Fjords in the cold climates work the same way in summer. However, the cold weather of winter shuts off stream flow to the fjord and creates a cap of fast ice that protects the ocean from mixing by the wind. At the same time, the steady freezing of seawater through the winter injects salt into the upper ocean, driving convection and reducing the density contrast between top and bottom waters. This dramatic seasonal change in conditions makes ice-covered fjords very different from their temperate relatives.

There have been very few year-round studies of ice-covered fjords, particularly in locations where fast ice prevails everywhere. Vagabond’s sojourn in South Cape Fjord is providing an opportunity to watch a fjord carefully through the winter, to observe how its structure changes and possibly to understand what makes it tick. There are already some interesting questions. Why was the fjord so rich in marine life (narwhal, harp seal, sea birds) last August? Why is its ice cover now so much thinner than that in nearby waters? Is the near-surface water truly often above freezing temperature? If so, what is driving warmer water towards the surface?
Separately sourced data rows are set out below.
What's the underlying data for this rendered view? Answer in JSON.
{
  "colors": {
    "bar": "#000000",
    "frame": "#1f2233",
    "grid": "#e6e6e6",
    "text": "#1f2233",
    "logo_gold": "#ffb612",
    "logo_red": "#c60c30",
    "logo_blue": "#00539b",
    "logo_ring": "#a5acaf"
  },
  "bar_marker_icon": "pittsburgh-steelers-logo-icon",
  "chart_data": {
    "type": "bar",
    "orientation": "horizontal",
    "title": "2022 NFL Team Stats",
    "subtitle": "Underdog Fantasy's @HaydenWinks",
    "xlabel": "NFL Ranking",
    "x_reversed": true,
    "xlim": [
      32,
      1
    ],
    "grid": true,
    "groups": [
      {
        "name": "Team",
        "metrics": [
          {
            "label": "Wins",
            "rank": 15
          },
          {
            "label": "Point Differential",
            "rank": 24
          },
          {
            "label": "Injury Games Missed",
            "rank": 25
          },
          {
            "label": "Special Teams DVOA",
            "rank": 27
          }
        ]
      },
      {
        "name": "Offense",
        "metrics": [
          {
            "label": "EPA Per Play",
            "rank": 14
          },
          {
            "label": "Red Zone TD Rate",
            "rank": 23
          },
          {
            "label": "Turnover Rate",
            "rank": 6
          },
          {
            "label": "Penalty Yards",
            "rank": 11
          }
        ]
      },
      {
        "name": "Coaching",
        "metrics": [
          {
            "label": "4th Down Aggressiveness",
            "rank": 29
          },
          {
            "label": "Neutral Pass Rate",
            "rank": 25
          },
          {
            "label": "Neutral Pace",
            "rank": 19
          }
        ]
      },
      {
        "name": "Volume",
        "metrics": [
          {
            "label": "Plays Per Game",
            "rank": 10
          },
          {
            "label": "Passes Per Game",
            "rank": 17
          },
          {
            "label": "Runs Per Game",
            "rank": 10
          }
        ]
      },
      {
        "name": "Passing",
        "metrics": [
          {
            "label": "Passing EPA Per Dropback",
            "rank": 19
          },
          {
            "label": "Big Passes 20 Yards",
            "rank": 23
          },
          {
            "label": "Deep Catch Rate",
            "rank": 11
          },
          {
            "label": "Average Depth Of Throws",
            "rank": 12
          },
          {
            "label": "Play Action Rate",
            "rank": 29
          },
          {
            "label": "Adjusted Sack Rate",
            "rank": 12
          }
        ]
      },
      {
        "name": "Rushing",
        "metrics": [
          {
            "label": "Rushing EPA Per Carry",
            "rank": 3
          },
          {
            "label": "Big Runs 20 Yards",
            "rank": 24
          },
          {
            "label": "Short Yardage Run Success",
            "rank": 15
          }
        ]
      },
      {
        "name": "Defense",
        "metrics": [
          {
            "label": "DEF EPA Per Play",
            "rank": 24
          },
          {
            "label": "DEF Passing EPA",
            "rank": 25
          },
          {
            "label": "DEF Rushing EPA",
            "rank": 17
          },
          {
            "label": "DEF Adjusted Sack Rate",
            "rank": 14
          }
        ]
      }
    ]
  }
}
Could the same process explain why ice here breaks up 2-4 weeks earlier than in adjacent Jones Sound? Could the same process bring up nutrients so as to make South Cape Fjord a great place for marine life?

An understanding of the physical oceanography of ice-covered fjords also has more general value. Fjords attract humans because they offer good shelter to ships (like Vagabond), and often have level ground for habitation at the upper end. Human waste that ends up in fjords – garbage, sewage, mine tailings for example – ideally remains isolated within the dense bottom water that is trapped behind the sill. However, water contaminated by such waste may possibly be remobilized via deep-water renewal or in ice-covered fjords by winter-time mixing. If remobilized, it could spread elsewhere with undesirable consequences. By contributing to the understanding of Arctic fjords, our study at South Cape promotes the stewardship of a pristine marine environment, soon to be under pressure from resource development and change.